Altered VDAC-HK association and apoptosis in mouse peripheral blood lymphocytes exposed to diabetic condition: an in vitro and in vivo study

Abstract

Increased apoptotic lymphocytes have been correlated to a high incidence of infection in poorly controlled diabetes. This study aimed to determine whether altered voltage-dependent anion channel (VDAC)-hexokinase (HK) association contributes to the increase in apoptosis. Mouse peripheral blood lymphocytes (PBL) exposed to high glucose (Glc)/palmitic acid (PA) were used as the in vitro model, which was compared with PBL isolated from alloxan-induced diabetic mice (in vivo model). Our results showed a significant increase in apoptosis as indicated by the apoptotic index, caspase-3 activity, mitochondrial membrane potential and ultrastructural study. HK and glucose-6-phosphate dehydrogenase (G6PDH) activities were markedly reduced with a profound increase in glucose-6-phosphate level. Co-immunoprecipitation confirms HK interaction with VDAC, an outer mitochondrial membrane protein. Inhibited glycolytic enzyme, i.e. HK and reduced HK-VDAC interaction in our study could contribute to increased apoptosis in lymphocytes exposed to high Glc/PA. Targeting HK-VDAC interaction may therefore provide therapeutic potential for the treatment of diabetes-associated infection.

Keywords:

• Apoptosis
• diabetes
• hexokinase
• peripheral blood lymphocytes
• voltage-dependent anion channel

Correction Statement

This article has been corrected with minor changes. These changes do not impact the academic content of the article.

Acknowledgement

Authors are grateful to Prof. Tapas K. Choudhuri, Retired Professor, Dept. of Zoology, University of North Bengal, Adjunct Professor, Dept. of Biotechnology, Brainware University for his valuable insights.
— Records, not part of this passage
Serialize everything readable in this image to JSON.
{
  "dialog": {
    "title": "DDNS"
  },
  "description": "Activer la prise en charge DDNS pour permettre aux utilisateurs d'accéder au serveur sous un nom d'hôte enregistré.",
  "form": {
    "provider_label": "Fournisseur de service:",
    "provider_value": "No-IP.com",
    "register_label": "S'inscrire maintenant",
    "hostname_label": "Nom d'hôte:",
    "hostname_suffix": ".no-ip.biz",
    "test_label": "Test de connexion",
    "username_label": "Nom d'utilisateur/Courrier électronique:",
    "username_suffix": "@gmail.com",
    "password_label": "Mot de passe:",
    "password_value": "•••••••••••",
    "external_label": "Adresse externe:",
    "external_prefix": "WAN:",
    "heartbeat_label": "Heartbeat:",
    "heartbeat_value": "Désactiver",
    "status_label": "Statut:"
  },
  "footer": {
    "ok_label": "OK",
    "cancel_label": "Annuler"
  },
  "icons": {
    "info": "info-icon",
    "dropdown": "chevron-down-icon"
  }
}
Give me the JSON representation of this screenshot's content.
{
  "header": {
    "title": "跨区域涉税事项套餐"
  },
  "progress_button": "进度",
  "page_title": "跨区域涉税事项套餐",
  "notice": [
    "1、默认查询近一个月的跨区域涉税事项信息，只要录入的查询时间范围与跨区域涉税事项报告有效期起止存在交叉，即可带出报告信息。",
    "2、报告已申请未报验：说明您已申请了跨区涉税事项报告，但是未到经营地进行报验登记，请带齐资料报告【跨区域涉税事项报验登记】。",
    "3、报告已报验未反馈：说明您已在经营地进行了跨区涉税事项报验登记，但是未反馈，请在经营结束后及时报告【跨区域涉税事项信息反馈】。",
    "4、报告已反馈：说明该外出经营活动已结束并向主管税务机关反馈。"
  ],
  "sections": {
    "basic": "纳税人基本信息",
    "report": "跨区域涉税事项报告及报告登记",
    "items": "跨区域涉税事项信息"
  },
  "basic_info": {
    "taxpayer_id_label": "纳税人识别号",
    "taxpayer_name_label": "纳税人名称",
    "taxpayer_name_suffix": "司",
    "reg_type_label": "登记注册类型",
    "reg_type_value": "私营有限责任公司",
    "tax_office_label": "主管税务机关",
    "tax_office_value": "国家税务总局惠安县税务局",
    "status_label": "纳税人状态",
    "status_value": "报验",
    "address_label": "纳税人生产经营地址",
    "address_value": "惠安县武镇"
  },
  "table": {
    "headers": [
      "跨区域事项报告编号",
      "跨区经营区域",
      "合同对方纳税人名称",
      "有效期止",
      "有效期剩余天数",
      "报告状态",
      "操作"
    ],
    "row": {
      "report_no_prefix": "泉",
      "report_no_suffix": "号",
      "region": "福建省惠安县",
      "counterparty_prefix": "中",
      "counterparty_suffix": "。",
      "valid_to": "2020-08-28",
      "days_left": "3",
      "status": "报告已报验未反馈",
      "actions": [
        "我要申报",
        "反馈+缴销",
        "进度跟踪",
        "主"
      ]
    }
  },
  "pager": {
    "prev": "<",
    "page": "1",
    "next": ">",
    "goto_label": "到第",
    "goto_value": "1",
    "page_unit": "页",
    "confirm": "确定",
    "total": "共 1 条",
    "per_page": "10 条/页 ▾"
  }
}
Compliance with ethical standards

This article does not contain any studies involving human participants performed by any of the authors. The handling of animals and experimentations are per the Institutional Ethics Committee (Animal Models) of North-Eastern Hill University, Shillong, Meghalaya, India.

Disclosure statement

The authors declare that they have no conflicts of interest.

Data availability statement

The data included in this study are available with the authors and may be provided upon reasonable request.

Additional information

Funding

The research was supported by the Department of Biotechnology & Bioinformatics, North-Eastern Hill University through the various grants received by the department: UGC-Non-plan (FA2/NP/Allocation/2018–19 dated 13.08.2018), UGC-SAP (F4-7/2016/DRS-I (SAP-II) dated 28.04.2016), DBT-M.Sc. Teaching Program (102/IFD/DBT/SAN/2140/2006–07 dated 16.03.2017), DST-FIST (SR/FSI/LSI-666/2016(C) dated 15.12.2017). The author, Melinda Nongbet Sohlang is also thankful to the Department of Biotechnology, Government of India, New Delhi for providing the DBT-JRF fellowship.